So, to execute it we add ():

log_calls(some_function)()

Before some_function was called ...
After some_function was called ...

The @wrapper syntax is a nice way to return this same result, where the outer function is placed above the inner function:

@log_calls
def some_function_with_logging():
    some_function()

some_function_with_logging()

Before some_function_with_logging was called ...
After some_function_with_logging was called ...

Okay, so now we can use the @eliot.log_call decorator to profile a function:

import eliot

def bottleneck():
    time.sleep(0.5)

@eliot.log_call
def multiply(x, y):
    bottleneck()
    return x * y

@eliot.log_call
def add(x, y):
    return x + y

# remove file if exists
import os

try:
    os.remove("profiling_some_function.log")
except OSError:
    pass

# tell eliot where to log the output messages
eliot.to_file(open('profiling_some_function.log', 'w+'))
result = multiply(add(3, 4), add(5, 6))

!eliot-tree profiling_some_function.log

df447e60-29f0-49ee-8eba-c532e0b7a249
└── __main__.add/1 ⇒ started 2022-03-03 13:51:49 ⧖ 0.000s
    ├── x: 3
    ├── y: 4
    └── __main__.add/2 ⇒ succeeded 2022-03-03 13:51:49
        └── result: 7

a75bca69-1bdb-42b9-beac-5c3245cae725
└── __main__.add/1 ⇒ started 2022-03-03 13:51:49 ⧖ 0.000s
    ├── x: 5
    ├── y: 6
    └── __main__.add/2 ⇒ succeeded 2022-03-03 13:51:49
        └── result: 11

b16d1884-30aa-4cb8-9769-6beb41225c76
└── __main__.multiply/1 ⇒ started 2022-03-03 13:51:49 ⧖ 0.501s
    ├── x: 7
    ├── y: 11
    └── __main__.multiply/2 ⇒ succeeded 2022-03-03 13:51:49
        └── result: 77

Tip

Visualising how Python handles functions can be helpful in understanding then.

Click here to see an example.

Exercises¶

Exercise 1

What is profiling and why is it useful?

Solution

Profiling analyses your code in terms of speed or memory.

This helps identify where the bottlenecks are (why and where is it slow?) and how much potential there is for improvement.

Exercise 2

What profiling tool times the execution of a cell in a Jupyter Notebook?

Solution

%%timeit

Exercise 3

Below are two approaches for filling up an empty NumPy array.

Which approach is faster and why?

def fill_array_approach_1(n):
    array = np.empty(1)
    
    for index in range(n):
        new_point = np.random.rand()
        array = np.append(array, new_point)

    return array

def fill_array_approach_2(n):
    array = np.empty(n)

    for index in range(len(array)):
        new_point = np.random.rand()
        array[index] = new_point

    return array

Hint

Use %timeit.

Solution

Approach 2 is about 10x faster.

For example, over 1,000 data points:

%timeit fill_array_approach_1(1_000)
2.7 ms ± 177 µs per loop (mean ± std. dev. of 7 runs, 100 loops each)

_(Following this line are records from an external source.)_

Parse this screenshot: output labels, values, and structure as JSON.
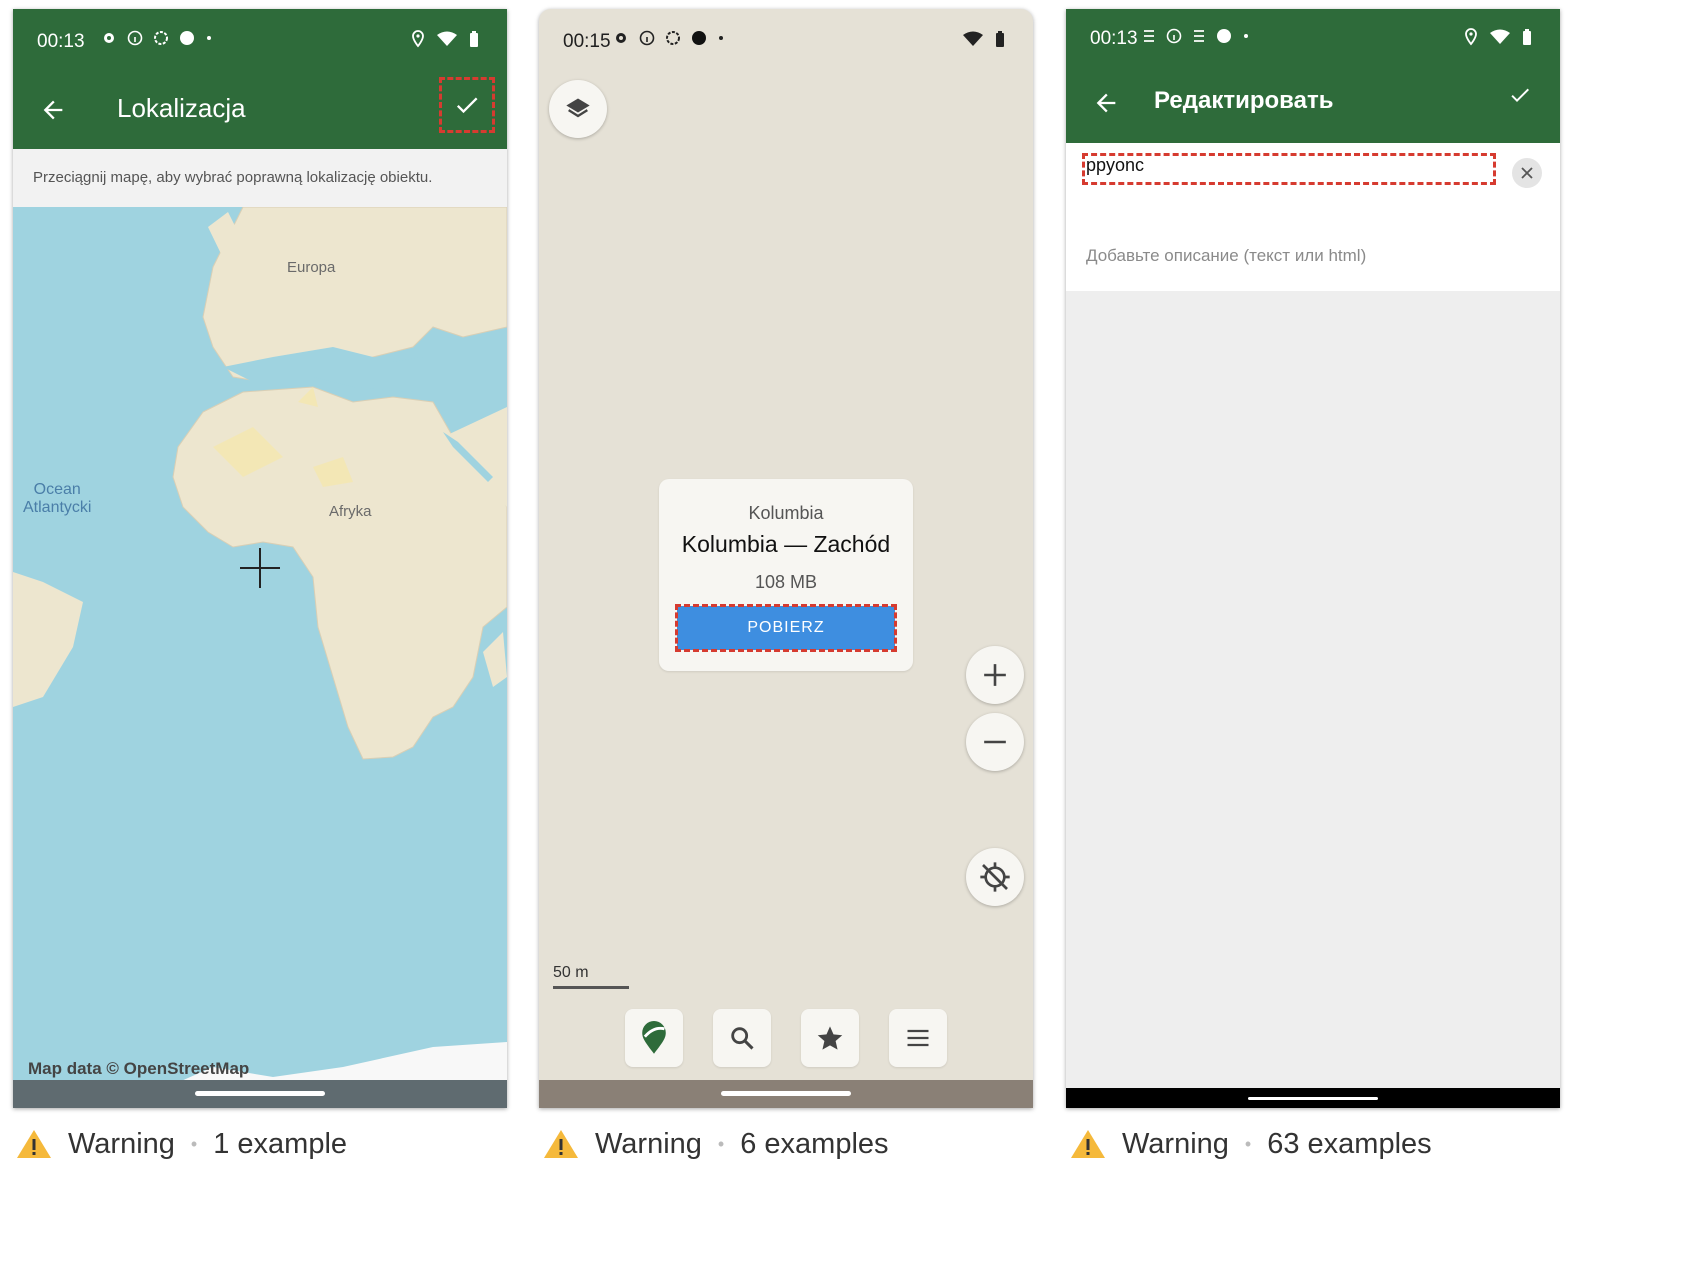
{
  "screens": [
    {
      "status_time": "00:13",
      "title": "Lokalizacja",
      "hint": "Przeciągnij mapę, aby wybrać poprawną lokalizację obiektu.",
      "map_labels": {
        "europe": "Europa",
        "africa": "Afryka",
        "ocean": "Ocean\nAtlantycki"
      },
      "credit": "Map data © OpenStreetMap"
    },
    {
      "status_time": "00:15",
      "card": {
        "country": "Kolumbia",
        "region": "Kolumbia — Zachód",
        "size": "108 MB",
        "button": "POBIERZ"
      },
      "scale": "50 m",
      "icons": [
        "layers-icon",
        "zoom-in-icon",
        "zoom-out-icon",
        "location-off-icon",
        "app-logo-icon",
        "search-icon",
        "star-icon",
        "menu-icon"
      ]
    },
    {
      "status_time": "00:13",
      "title": "Редактировать",
      "name_value": "ppyonc",
      "description_placeholder": "Добавьте описание (текст или html)"
    }
  ],
  "footers": [
    {
      "level": "Warning",
      "count": "1 example"
    },
    {
      "level": "Warning",
      "count": "6 examples"
    },
    {
      "level": "Warning",
      "count": "63 examples"
    }
  ],
  "colors": {
    "appbar": "#2e6b3a",
    "highlight": "#d63b30",
    "button": "#3e8ee0",
    "water": "#9fd3e0",
    "land": "#ede6cf"
  }
}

%timeit fill_array_approach_2(1_000)
251 µs ± 4.75 µs per loop (mean ± std. dev. of 7 runs, 1,000 loops each)

This is because approach 2 creates one empty array of the required size in memory once, before filling it up in a loop.

In contrast, approach 1 creates a new array each time by appending the new point.

Exercise 4

Below are two methods that find two numbers from an array of unique integers that add up to a target sum.

If the target can’t be made, then an empty list is returned.

Each element in the array can only be used once.

Which method is faster and why?

def two_sum_brute_force(array, target):  
    """
    A brute force approach to find two numbers from an array that add up to a target.
    
    Steps
    1. Loop through the array twice, adding up pairs of array elements.
    2. Compare each of these sums to the target.
    3. Return the pair that sums to the target, if one exists.
    """
    for index_one in range(len(array)):
        for index_two in range(index_one + 1, len(array)):
            if (
                array[index_one] + array[index_two] == target  # check sum of pair
                and index_one != index_two  # can't use the same element twice
            ):
                return [index_one, index_two]  # return the target pair

    return []  # return an empty list if the target pair isn't found

def two_sum_cache(array, target):
    """
    Use caching to find two numbers from an array that add up to a target.
    
    Steps
    1. Create a dictionary of cached differences relative to the target sum.
    2. Loop through the array once, adding each index and difference to the cache.
    3. If the required difference of a new array element is already in the cache, 
       then you've found a matching pair, which you can return.
    """
    cache_differences = {}
    for index, element in enumerate(array):
        difference = target - element  # calculate the target difference for this element
        if difference in cache_differences:  # if we have the matching pair
            return [index, cache_differences[difference]]  # return the target pair
        cache_differences[element] = index  # if we don't have a match, add to the cache

    return []  # return an empty list if the target pair isn't found

import numpy as np
array = np.random.choice(1_000, 500, replace=False)
target = 250

Solution

The cached version is faster.

This is because it only needs to loop through the array once.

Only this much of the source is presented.